Wendepunkt: Barcelona

Doch dann kam die Wende. Nach seinem Sieg in Barcelona stürmte Webber auf die Zielgerade und feuerte seinen 5000 Euro teuren Helm in die Zuschauerränge. In Monaco zelebrierte er seinen Sieg erst mit einem Rückwärtssalto in den Pool und dann mit einem Sprung vom Dach der im Hafenbecken schwimmenden Red-Bull-Energy-Station.

Der Knoten war geplatzt, Webber entdeckte eine neue Tugend: Selbstvertrauen. "Wäre sein Selbstvertrauen ansteckend, drohte dem Landstrich um Istanbul eine Infektionskrankheit", beschrieb es ein Journalist, der Webber vor dem Türkei-GP beobachtete.

Man merkt dem Australier von Rennen zu Rennen mehr an, dass er erstmals seit seinem Fahrrad-Unfall im Winter 2008 (bei dem er sich das rechte Bein brach) komplett schmerzfrei ist. "Er und Vettel sind mittlerweile mindestens gleichwertig", meint Williams.

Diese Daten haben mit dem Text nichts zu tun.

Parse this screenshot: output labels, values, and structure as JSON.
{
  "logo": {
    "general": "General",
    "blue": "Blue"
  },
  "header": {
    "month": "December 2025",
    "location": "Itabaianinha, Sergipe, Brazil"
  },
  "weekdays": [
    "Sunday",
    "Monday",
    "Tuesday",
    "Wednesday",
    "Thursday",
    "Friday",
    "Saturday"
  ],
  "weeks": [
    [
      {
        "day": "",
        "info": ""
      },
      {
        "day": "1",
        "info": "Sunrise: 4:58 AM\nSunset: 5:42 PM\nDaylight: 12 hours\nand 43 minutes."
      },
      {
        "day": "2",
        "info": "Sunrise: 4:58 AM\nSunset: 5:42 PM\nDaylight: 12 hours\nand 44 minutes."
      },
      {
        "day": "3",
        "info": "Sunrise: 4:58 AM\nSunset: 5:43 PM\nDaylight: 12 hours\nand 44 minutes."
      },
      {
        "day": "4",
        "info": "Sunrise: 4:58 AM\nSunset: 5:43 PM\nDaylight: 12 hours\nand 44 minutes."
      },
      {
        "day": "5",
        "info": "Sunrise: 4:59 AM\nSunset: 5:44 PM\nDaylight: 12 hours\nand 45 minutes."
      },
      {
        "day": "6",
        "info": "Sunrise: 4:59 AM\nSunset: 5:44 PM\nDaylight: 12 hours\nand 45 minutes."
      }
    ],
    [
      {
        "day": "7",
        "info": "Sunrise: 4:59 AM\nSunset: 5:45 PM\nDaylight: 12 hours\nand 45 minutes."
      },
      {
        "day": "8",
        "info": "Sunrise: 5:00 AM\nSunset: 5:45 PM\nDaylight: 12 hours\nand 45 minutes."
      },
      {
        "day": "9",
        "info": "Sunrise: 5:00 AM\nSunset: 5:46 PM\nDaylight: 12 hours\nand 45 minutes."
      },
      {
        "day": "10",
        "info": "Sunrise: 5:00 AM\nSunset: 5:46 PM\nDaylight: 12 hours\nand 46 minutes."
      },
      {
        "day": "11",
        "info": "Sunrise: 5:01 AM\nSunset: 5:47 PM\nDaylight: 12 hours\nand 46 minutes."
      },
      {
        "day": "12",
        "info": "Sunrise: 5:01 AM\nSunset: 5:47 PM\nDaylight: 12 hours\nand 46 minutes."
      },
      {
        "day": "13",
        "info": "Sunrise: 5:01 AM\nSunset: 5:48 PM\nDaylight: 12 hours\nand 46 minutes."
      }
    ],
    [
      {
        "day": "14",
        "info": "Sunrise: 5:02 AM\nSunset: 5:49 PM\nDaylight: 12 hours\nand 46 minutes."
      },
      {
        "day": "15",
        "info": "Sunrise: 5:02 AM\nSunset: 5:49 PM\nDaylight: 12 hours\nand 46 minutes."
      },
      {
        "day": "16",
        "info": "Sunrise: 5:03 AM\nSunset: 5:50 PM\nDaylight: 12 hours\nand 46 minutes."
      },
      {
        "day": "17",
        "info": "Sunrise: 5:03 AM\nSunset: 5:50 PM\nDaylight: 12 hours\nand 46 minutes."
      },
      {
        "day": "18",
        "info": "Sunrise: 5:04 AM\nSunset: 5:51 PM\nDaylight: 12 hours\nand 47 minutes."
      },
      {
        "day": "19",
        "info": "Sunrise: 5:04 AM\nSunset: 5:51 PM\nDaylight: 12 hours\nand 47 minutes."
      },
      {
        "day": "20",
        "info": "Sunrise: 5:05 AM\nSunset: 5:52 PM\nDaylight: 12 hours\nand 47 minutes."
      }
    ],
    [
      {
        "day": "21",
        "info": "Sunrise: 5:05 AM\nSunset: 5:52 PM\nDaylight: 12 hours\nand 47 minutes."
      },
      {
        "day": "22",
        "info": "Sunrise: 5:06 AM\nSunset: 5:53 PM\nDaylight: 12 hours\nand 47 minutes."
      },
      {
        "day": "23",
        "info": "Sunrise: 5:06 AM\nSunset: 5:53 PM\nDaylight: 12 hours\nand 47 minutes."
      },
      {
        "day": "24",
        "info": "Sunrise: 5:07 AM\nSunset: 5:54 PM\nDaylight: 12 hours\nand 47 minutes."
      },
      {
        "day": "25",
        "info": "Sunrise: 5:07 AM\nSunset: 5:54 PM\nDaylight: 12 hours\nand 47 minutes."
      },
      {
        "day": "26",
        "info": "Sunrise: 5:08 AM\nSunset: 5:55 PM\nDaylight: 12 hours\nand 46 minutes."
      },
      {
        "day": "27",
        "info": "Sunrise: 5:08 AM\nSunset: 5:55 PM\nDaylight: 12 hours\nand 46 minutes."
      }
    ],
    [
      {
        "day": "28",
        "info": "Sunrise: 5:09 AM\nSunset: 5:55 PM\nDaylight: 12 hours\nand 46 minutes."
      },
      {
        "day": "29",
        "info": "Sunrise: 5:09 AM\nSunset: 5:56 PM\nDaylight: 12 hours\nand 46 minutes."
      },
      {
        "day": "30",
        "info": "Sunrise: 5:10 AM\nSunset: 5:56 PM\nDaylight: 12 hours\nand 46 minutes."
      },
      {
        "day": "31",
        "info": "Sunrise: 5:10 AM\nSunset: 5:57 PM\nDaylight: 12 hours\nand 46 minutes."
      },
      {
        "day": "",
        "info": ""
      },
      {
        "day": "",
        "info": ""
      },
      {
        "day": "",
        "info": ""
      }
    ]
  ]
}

Ein verhängnisvoller Unfall

Zwei gleichwertige Piloten im schnellsten Auto des Feldes - und beide an der WM-Spitze. Eigentlich könnte sich Red Bull entspannt zurücklehnen. Eigentlich. Doch es kam die 40. Runde des Türkei-GP - und mit ihr ein Crash, der weit mehr zu Tage förderte als einen erbitterten Generationen-Kampf zwischen zwei Teamkollegen.

Nämlich den Verdacht, dass Webbers später Durchbruch unerwünscht ist. Der Vorwurf: Stallorder. Die Gleichbehandlung der Fahrer sei nur ein Lippenbekenntnis.

"Erst dadurch, dass das Team Einfluss nehmen wollte, lief alles durcheinander", analysiert Lauda. "Es hat wirklich den Anschein, als wolle man Sebastian mit aller Gewalt zur Nummer eins im Team machen." Ein Gedanke, den auch Webber nicht ausblenden kann.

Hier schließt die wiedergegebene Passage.